Enorme, porém pouco conhecido, um tatu-canastra é flagrado por uma armadilha fotográfica. Foto: Kevin Schafer/Projeto Tatu-canastra do Pantanal.
O tatu-canastra (Priodontes maximus) é um verdadeiro gigante entre os tatus: pesa tanto quanto um cachorro de grande porte e pode crescer mais do que a maior das tartarugas terrestres. Mas, apesar de seu tamanho, muitas pessoas que habitam as regiões em que ele vive — da Amazônia até o Pantanal — não sabem de sua existência ou acham que se trata de uma lenda. A espécie é um exemplo raro de megafauna que por muito tempo despistou não apenas os cientistas, mas também a atenção das pessoas em geral. Assumir o primeiro estudo de longo prazo a respeito do tatu-canastra permitiu ao intrépido biólogo Arnaud Desbiez descobrir um rico conjunto de novos dados sobre essas misteriosas criaturas. Ele não apenas documentou pela primeira vez a reprodução do tatu-canastra como também descobriu que esses gigantes gentis criam habitats vitais para uma grande variedade de outras espécies.

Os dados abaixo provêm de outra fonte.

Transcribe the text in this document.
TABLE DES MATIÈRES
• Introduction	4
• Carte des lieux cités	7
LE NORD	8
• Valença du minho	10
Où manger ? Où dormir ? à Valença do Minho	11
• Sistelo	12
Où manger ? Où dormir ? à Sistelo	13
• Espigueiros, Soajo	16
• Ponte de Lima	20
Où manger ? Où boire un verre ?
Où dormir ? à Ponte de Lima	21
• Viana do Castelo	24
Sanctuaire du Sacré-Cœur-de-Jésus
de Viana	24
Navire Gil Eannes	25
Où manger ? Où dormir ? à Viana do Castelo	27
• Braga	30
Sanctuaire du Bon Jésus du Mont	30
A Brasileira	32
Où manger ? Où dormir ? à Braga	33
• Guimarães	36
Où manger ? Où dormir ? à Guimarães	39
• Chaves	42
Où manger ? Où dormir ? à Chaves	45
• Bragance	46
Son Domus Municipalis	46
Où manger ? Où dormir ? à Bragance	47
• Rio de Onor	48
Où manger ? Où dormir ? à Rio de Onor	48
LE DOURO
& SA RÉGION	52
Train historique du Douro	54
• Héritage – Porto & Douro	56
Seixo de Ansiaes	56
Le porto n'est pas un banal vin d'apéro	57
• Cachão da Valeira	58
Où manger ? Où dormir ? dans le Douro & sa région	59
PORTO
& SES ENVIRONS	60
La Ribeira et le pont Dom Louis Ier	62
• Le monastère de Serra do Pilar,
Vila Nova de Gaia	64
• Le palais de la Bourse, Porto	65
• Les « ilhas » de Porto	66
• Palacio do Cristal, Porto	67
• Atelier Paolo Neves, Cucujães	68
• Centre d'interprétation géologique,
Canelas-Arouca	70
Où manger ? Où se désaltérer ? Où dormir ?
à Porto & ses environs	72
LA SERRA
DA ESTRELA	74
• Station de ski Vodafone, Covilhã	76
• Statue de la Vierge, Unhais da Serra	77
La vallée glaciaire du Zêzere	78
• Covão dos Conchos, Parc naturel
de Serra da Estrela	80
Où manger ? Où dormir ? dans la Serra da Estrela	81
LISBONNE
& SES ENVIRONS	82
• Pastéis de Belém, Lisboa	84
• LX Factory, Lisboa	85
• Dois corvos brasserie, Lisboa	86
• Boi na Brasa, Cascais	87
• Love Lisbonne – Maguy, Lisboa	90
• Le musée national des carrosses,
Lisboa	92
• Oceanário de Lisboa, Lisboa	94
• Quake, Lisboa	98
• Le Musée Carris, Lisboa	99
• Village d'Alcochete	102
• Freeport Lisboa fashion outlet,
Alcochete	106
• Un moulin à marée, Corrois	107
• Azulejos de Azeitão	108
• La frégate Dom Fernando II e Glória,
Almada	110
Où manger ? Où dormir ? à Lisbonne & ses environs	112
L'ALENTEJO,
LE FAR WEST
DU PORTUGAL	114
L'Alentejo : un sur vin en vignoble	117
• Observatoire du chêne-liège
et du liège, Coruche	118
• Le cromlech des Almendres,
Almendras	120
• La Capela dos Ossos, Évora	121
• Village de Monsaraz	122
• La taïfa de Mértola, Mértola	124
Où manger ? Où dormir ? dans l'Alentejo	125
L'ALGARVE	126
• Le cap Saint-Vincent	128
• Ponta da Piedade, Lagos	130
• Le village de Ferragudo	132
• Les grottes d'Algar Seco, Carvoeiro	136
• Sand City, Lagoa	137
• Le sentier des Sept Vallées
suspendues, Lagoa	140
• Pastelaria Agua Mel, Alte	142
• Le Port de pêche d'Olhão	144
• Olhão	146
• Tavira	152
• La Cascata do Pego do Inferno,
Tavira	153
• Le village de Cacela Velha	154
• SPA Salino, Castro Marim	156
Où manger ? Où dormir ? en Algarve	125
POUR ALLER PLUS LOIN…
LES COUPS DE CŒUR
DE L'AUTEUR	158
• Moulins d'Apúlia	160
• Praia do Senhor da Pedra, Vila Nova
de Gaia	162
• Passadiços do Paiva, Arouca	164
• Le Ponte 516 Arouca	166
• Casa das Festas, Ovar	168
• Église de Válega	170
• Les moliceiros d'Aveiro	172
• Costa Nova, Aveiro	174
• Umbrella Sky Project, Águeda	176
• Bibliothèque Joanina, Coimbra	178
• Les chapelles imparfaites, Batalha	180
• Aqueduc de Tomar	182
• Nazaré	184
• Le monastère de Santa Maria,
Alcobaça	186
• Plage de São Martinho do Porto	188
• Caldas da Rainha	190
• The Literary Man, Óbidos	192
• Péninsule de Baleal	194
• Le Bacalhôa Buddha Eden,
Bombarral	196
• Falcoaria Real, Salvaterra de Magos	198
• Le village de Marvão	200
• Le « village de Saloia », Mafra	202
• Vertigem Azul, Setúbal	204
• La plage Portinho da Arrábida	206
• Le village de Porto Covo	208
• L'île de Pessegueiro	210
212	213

“Os tatus-canastra fornecem valiosos “serviços ecossistêmicos” ao resto da comunidade ecológica: proveem abrigo contra predadores e temperaturas extremas, bem como novas fontes de alimento,” disse Arnaud Desbiez, da Royal Zoological Society of Scotland, e coordenador do Projeto Tatu-canastra do Pantanal The Pantanal Giant Armadillo Project ao mongabay.com.

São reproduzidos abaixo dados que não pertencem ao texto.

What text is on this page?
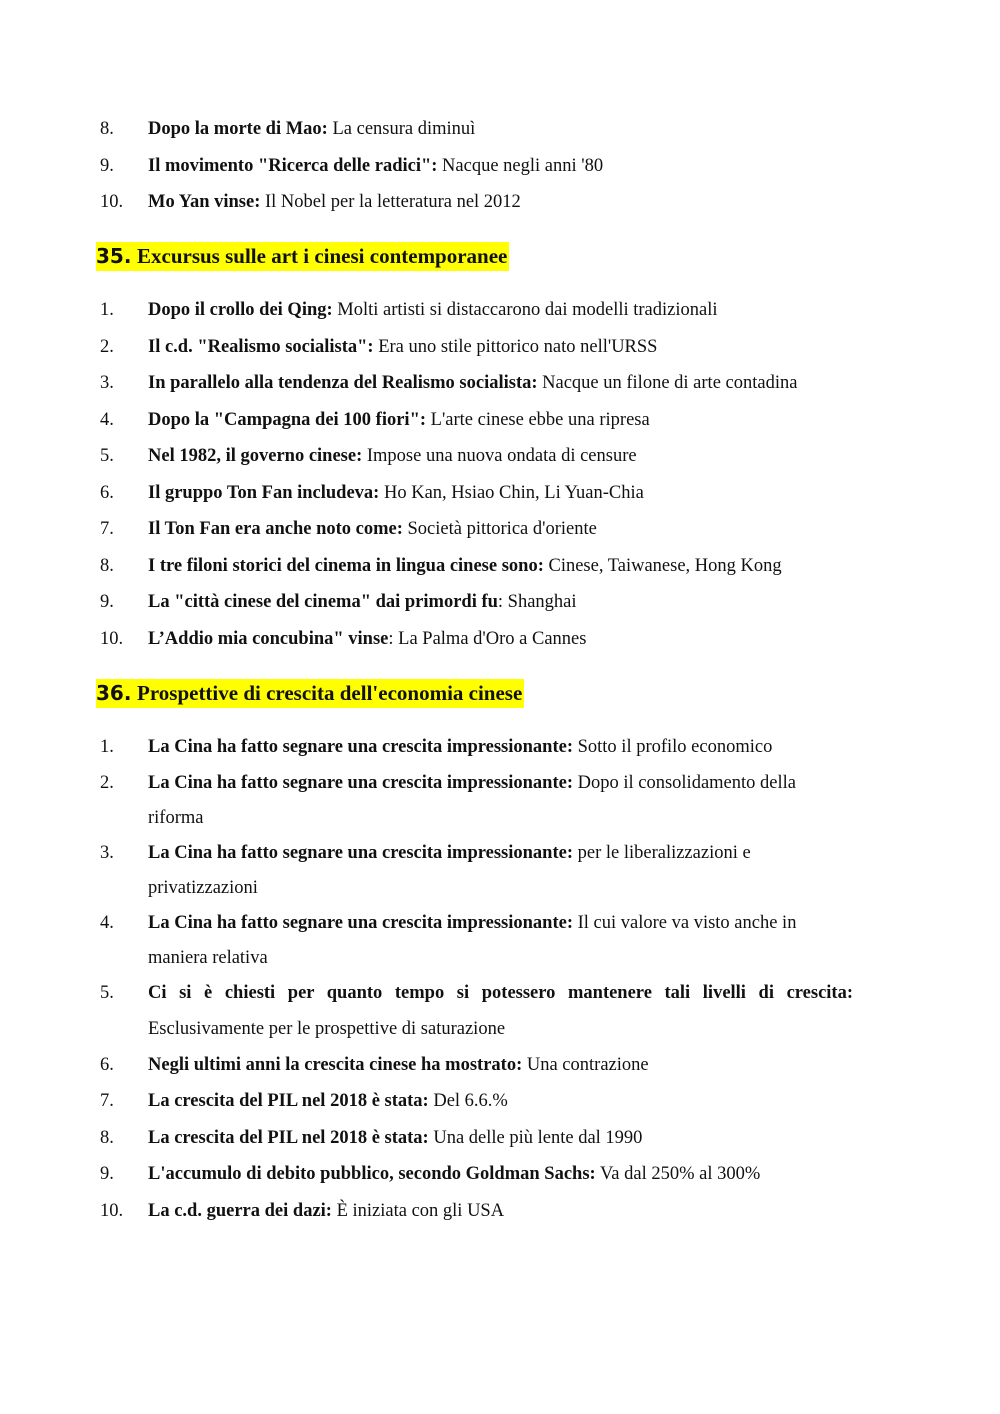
8. Dopo la morte di Mao: La censura diminuì
9. Il movimento "Ricerca delle radici": Nacque negli anni '80
10. Mo Yan vinse: Il Nobel per la letteratura nel 2012
35. Excursus sulle art i cinesi contemporanee
1. Dopo il crollo dei Qing: Molti artisti si distaccarono dai modelli tradizionali
2. Il c.d. "Realismo socialista": Era uno stile pittorico nato nell'URSS
3. In parallelo alla tendenza del Realismo socialista: Nacque un filone di arte contadina
4. Dopo la "Campagna dei 100 fiori": L'arte cinese ebbe una ripresa
5. Nel 1982, il governo cinese: Impose una nuova ondata di censure
6. Il gruppo Ton Fan includeva: Ho Kan, Hsiao Chin, Li Yuan-Chia
7. Il Ton Fan era anche noto come: Società pittorica d'oriente
8. I tre filoni storici del cinema in lingua cinese sono: Cinese, Taiwanese, Hong Kong
9. La "città cinese del cinema" dai primordi fu: Shanghai
10. L’Addio mia concubina" vinse: La Palma d'Oro a Cannes
36. Prospettive di crescita dell'economia cinese
1. La Cina ha fatto segnare una crescita impressionante: Sotto il profilo economico
2. La Cina ha fatto segnare una crescita impressionante: Dopo il consolidamento della riforma
3. La Cina ha fatto segnare una crescita impressionante: per le liberalizzazioni e privatizzazioni
4. La Cina ha fatto segnare una crescita impressionante: Il cui valore va visto anche in maniera relativa
5. Ci si è chiesti per quanto tempo si potessero mantenere tali livelli di crescita:
Esclusivamente per le prospettive di saturazione
6. Negli ultimi anni la crescita cinese ha mostrato: Una contrazione
7. La crescita del PIL nel 2018 è stata: Del 6.6.%
8. La crescita del PIL nel 2018 è stata: Una delle più lente dal 1990
9. L'accumulo di debito pubblico, secondo Goldman Sachs: Va dal 250% al 300%
10. La c.d. guerra dei dazi: È iniziata con gli USA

O abrigo a que o biólogo se refere são as profundas tocas que os tatus-canastra diligentemente cavam a cada dois dias, em média. Para isso, eles usam garras que fariam inveja a um velocirraptor — incluindo uma que pode chegar a 17 centímetros de comprimento —; suas tocas chegam a ter cinco metros de profundidade. Os tatus-canastra as usam para dormir, descansar e até forragear (obter alimento), uma vez que alimentam-se principalmente de cupins e outros invertebrados.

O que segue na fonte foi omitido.